The Oddjob glitch in ‘GoldenEye 64’ was the most diabolical way to cheat in video games

Update: This was originally written in August of 2022, on the 25th anniversary of Goldeneye. Now the game is returning to Nintendo Switch and Xbox Game Pass on January 27 — giving you a chance to brutally cheat with Oddjob.

Today is the 25th anniversary of Goldeneye on the N64 and it got us all talking about our favorite things about the game. Of course there are wonderful things like the iconic levels, the ramping difficulty that added more objectives, and multiplayer that warranted staying up all night.

Then there’s Oddjob — that bastard.

In what might have been one of the most broken elements in any multiplayer video game, developers Rare put Oddjob in game as a joke to start, but at some point they made it permanent. He was broken beyond all belief. Any group that played Goldeneye with regularity would have a firm “no Oddjob” rule — and rightfully so.

Just look at him. Oddjob is a full third smaller than James Bond and Baron Samedi, and he had a hit box to match.
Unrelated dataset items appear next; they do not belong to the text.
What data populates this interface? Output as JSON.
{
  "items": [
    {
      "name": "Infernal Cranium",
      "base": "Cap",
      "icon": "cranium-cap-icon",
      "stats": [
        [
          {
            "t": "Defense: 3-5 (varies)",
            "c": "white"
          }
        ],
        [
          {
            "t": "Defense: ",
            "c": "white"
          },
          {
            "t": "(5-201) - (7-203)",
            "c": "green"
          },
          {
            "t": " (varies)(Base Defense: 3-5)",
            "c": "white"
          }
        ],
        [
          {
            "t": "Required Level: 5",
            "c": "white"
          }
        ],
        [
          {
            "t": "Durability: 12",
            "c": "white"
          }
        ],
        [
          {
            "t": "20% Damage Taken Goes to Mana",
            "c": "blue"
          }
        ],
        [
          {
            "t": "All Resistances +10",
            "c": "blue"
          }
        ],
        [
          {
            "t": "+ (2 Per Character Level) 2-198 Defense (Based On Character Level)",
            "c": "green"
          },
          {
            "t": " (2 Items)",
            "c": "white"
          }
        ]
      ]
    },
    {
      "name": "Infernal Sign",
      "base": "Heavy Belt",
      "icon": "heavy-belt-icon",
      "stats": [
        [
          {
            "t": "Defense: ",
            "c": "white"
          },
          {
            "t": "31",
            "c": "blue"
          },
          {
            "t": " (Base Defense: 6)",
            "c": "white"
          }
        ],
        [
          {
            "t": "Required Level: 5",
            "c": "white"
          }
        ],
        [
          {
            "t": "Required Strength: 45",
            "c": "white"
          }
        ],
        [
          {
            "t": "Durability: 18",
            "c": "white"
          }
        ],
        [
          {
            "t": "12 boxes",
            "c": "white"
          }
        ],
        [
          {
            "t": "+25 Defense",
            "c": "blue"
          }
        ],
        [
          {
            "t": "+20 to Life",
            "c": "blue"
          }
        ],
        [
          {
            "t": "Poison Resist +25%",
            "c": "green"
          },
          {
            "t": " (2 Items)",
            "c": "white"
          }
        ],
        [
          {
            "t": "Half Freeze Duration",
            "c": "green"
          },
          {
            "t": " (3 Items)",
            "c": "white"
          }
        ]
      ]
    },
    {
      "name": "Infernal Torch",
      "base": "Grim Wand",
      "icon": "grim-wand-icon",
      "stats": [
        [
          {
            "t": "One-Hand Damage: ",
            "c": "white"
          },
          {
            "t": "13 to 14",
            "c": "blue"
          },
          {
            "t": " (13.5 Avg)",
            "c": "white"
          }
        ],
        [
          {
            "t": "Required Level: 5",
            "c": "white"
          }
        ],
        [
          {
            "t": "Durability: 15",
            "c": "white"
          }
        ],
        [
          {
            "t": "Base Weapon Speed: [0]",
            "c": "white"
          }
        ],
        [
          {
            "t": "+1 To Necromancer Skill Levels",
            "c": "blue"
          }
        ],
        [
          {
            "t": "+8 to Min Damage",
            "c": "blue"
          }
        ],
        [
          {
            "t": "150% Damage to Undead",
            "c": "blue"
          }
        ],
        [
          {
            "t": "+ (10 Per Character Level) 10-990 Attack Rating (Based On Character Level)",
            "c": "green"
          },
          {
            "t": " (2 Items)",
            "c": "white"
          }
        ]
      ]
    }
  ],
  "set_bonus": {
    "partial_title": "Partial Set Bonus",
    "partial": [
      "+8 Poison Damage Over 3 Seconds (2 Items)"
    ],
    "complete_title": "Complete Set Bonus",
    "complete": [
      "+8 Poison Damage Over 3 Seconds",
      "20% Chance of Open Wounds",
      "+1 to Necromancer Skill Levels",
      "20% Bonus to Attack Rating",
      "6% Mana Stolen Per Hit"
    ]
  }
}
You simply could not win in a firefight head-to-head vs. Oddjob because he was so much smaller. The game’s generous auto-lock wouldn’t find Oddjob, and c-button aiming took too much time. If he was crouching, forget about it. Oddjob turned into a little lump crouchwalking around the map with no hopes of besting him.

This still isn’t the worst thing about the character. It was a glitch that Oddjob enabled that took him from just being broken, and turned him into a monster of unspeakable evil.

I thought everyone knew this about Oddjob, but after asking some friends they’d never heard about the crate glitch. See, if you destroyed a crate with Oddjob, then crouched where the crate was located, he was too small to block the spawning planes of the crate. This meant that after a few seconds the crate would reform around Oddjob, trapping him inside.

This might not seem like a big issue but consider a 1 vs. 1 scenario (which is how we’d play in Goldeneye) brackets. The Oddjob player would just have to get ahead on kills, blow up a crate, crouch inside it and look at the floor. The opponent would have no visual clue where Oddjob was, and it turned into a race to blow up every crate in the map to try and find him and kill him, before the time ran out.

It was so against the spirit of the game that it broke everything. The game was transformed into timed hide and seek. It was hell, and Oddjob made it all possible. There are so many examples of things being busted or unfair in video games, but nothing comes close to how much Oddjob broke everything. On this, the 25th anniversary of Goldeneye it made me think of how horrible that little guy was.